By John Revill and Noele Illien
ZURICH (Reuters) -UBS and the Swiss government signed on Friday an agreement to cover up to 9 billion Swiss francs ($10.00 billion) in losses from its emergency takeover of Credit Suisse, the country’s largest bank and the government said.
The deal comes with various conditions, including a requirement that UBS keeps its headquarters in Switzerland, the government said in a statement.
The loss protection agreement (LPA) will become effective with the completion of Credit Suisse takeover, expected as early as June 12, UBS said in a separate statement.
The guarantees will kick in if UBS incurs losses from the sale of Credit Suisse assets beyond 5 billion francs that the lender is due to cover itself.
The state money will also not come for free however, with UBS having to pay various set up and maintenance fees, as well as premiums on any money drawn.
The money was made available by the government to ease the emergency takeover of Credit Suisse, whose collapse risked triggering a global financial crisis.
“To make the takeover possible, the government granted UBS a guarantee for any losses incurred in the liquidation of Credit Suisse assets,” the government said in a statement.
“The guarantee will only come into effect if the losses from the liquidation of these assets exceed 5 billion Swiss francs and is limited to a total of 9 billion francs,” it added.
The agreement will cover a portfolio of Credit Suisse assets that were difficult to assess in the few days the banks had to hash out a deal and which are not needed as part of the future core business of UBS.
The government said the guarantee covered assets with a volume of around 44 billion Swiss francs, an equivalent of about 3% of the combined assets of the merged group, mainly made of derivatives, loans, legacy assets and structured products.
Valuations of the losses are expected to be made available during the third quarter of 2023, the government said, while their scale is “highly dependent on the actual wind-down of the assets concerned and market developments” it said.
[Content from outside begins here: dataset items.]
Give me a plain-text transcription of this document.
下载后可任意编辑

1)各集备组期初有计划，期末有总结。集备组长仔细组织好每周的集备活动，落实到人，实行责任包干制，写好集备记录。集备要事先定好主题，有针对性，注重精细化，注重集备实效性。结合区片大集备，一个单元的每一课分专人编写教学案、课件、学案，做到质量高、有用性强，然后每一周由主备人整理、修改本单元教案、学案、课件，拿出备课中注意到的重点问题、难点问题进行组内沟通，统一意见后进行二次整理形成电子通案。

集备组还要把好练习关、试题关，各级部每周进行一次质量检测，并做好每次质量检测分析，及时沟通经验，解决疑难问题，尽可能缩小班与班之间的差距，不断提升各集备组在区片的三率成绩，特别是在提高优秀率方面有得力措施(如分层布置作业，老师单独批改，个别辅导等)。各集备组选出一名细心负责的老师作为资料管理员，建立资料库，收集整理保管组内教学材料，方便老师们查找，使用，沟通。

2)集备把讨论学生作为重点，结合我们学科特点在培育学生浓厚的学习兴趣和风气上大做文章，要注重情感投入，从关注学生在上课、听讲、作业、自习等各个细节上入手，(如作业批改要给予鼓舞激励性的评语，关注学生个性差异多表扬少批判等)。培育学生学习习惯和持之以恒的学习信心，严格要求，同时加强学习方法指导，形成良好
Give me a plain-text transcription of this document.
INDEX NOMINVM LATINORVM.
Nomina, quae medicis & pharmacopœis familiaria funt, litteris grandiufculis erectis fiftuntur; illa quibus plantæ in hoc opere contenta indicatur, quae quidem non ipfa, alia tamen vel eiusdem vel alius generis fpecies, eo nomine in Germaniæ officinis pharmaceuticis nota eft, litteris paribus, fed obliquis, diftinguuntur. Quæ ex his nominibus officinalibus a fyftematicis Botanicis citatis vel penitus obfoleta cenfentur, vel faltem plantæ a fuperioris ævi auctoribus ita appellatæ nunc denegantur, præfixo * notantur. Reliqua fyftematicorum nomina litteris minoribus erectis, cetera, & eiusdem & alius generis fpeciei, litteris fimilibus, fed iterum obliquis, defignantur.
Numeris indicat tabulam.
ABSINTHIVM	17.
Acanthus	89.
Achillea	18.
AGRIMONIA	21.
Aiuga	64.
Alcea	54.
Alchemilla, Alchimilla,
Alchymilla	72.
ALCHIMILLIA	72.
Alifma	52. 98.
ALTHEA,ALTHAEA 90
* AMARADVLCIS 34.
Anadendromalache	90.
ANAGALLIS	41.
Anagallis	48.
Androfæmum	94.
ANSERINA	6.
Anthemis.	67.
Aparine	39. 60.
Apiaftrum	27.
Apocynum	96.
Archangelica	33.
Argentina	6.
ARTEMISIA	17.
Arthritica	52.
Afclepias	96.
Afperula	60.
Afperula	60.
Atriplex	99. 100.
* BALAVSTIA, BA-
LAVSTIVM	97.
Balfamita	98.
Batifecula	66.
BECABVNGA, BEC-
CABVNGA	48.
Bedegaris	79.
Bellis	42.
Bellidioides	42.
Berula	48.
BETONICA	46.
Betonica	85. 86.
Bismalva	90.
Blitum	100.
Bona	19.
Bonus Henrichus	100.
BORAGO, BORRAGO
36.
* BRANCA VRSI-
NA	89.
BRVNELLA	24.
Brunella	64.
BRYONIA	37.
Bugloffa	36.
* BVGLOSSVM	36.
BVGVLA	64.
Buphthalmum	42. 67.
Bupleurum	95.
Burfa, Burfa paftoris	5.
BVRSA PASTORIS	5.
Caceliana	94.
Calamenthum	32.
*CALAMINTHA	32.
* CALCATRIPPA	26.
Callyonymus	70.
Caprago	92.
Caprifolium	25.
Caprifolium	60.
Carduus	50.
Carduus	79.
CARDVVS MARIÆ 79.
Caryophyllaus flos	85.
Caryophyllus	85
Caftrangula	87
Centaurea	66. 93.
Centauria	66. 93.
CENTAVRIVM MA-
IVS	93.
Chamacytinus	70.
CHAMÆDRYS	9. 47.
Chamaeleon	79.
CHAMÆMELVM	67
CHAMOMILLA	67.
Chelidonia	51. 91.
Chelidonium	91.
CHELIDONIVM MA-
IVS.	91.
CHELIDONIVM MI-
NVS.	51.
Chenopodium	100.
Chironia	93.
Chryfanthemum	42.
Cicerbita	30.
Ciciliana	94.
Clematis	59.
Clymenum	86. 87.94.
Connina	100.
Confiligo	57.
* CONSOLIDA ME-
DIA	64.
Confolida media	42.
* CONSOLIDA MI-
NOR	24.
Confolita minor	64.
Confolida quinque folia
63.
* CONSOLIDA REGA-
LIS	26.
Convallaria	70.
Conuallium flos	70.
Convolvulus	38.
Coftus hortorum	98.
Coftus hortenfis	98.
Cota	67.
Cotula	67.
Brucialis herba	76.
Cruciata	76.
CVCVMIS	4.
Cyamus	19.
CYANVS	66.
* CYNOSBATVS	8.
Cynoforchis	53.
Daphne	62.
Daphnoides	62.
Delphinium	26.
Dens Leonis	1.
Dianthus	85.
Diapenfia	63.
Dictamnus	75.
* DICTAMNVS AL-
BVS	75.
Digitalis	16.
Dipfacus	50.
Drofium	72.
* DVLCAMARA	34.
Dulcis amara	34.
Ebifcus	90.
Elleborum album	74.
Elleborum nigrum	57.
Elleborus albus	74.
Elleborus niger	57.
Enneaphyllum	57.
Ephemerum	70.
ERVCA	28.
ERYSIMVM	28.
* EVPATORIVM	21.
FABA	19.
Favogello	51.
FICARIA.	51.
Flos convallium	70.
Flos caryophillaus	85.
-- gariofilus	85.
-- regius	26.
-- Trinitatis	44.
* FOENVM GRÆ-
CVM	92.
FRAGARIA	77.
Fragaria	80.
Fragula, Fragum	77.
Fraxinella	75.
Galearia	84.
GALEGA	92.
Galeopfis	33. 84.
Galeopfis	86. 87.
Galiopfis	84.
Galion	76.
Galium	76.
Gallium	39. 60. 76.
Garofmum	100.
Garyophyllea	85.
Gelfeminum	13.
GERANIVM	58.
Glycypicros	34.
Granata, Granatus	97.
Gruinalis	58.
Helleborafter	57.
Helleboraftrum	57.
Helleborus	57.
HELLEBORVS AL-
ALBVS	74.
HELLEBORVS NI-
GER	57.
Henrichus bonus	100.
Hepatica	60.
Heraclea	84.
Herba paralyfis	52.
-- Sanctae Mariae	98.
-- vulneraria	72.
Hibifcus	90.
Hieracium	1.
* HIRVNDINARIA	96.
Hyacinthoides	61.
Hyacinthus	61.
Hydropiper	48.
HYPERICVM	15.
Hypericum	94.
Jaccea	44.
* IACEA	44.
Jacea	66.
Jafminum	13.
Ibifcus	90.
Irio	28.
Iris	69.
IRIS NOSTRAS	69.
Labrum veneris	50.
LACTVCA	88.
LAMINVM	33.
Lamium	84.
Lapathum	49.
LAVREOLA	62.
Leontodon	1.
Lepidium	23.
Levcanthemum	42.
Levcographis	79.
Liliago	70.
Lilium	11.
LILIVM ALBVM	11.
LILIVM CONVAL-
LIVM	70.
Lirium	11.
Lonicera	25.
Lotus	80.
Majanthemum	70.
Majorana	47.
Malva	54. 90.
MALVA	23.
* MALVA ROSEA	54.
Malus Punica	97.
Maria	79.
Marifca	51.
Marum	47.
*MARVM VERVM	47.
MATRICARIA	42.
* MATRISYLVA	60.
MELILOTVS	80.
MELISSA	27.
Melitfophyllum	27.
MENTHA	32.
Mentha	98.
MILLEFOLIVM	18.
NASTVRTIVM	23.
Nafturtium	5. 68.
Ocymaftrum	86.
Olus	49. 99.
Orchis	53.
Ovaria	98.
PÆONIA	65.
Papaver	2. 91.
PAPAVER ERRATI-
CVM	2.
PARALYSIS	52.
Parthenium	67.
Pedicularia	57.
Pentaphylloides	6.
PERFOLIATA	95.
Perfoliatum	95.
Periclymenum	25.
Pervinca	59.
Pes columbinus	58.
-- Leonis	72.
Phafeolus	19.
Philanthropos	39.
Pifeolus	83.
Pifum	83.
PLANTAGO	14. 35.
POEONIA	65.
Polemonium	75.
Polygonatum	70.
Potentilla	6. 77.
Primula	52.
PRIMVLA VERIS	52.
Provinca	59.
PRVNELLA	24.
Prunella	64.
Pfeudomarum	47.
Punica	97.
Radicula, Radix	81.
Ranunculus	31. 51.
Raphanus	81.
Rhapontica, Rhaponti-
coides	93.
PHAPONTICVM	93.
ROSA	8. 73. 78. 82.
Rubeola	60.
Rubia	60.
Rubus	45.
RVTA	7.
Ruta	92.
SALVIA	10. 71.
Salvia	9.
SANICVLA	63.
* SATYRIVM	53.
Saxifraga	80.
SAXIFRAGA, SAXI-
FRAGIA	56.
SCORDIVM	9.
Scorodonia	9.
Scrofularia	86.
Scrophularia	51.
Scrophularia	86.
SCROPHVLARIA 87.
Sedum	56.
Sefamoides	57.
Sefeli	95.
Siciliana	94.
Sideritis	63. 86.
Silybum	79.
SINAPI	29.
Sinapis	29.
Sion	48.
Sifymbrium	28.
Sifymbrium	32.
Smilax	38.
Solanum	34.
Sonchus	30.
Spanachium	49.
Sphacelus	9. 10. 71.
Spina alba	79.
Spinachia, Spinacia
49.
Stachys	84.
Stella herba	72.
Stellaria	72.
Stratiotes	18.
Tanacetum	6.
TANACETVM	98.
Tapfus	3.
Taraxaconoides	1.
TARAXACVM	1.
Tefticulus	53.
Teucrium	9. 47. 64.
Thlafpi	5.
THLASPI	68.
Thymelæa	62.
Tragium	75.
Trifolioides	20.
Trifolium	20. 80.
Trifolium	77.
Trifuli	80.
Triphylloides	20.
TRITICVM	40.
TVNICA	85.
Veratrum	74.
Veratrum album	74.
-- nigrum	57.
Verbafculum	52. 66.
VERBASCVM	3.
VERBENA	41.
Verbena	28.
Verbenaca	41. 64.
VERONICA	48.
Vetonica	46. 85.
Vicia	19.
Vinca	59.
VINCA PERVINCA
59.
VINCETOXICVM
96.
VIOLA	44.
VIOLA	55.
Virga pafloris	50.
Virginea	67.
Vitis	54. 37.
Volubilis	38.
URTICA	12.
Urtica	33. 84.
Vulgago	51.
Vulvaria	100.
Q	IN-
“Consequently, it is not yet possible to estimate the probability of the guarantee being drawn and the amount involved,” the government said.
HAVE IT, NOT USE IT
The government said its and UBS’s priority was to minimise potential losses and risks to avoid making use of the backstop “to the greatest extent possible.”
UBS said it would manage the assets in a “prudent and diligent manner and intends to minimize any losses and maximize value realization on these assets.”
The government said the agreement did not mention any federal participation in losses above the total agreed 14 billion francs because such a commitment would require “a legal basis as well a parliamentary approval of a corresponding guarantee credit.”
The agreement will remain in place until the final realisation of the Credit Suisse assets.
Both the authorities and UBS are keen to assure the Swiss public that the takeover, orchestrated with the use of emergency laws and backed by public funds, will not become a burden for the taxpayers.
Concerns that the combined bank – with a balance sheet roughly double the size of the Swiss economy – would be too big for Switzerland, led the country’s Social Democrats to propose shrinking UBS assets.
There have also been calls for UBS to keep Credit Suisse’s Swiss operation as a separate entity, to ensure competition and preserve the legacy of the 167-year-old lender.
The loss protection agreement is among the final hurdles UBS needed to clear before it can officially finalise the biggest banking deal since the global financial crisis, possibly next week.
While the emergency takeover was hammered out over one weekend, talks about the exact scope and details of that loss protection had continued for several weeks.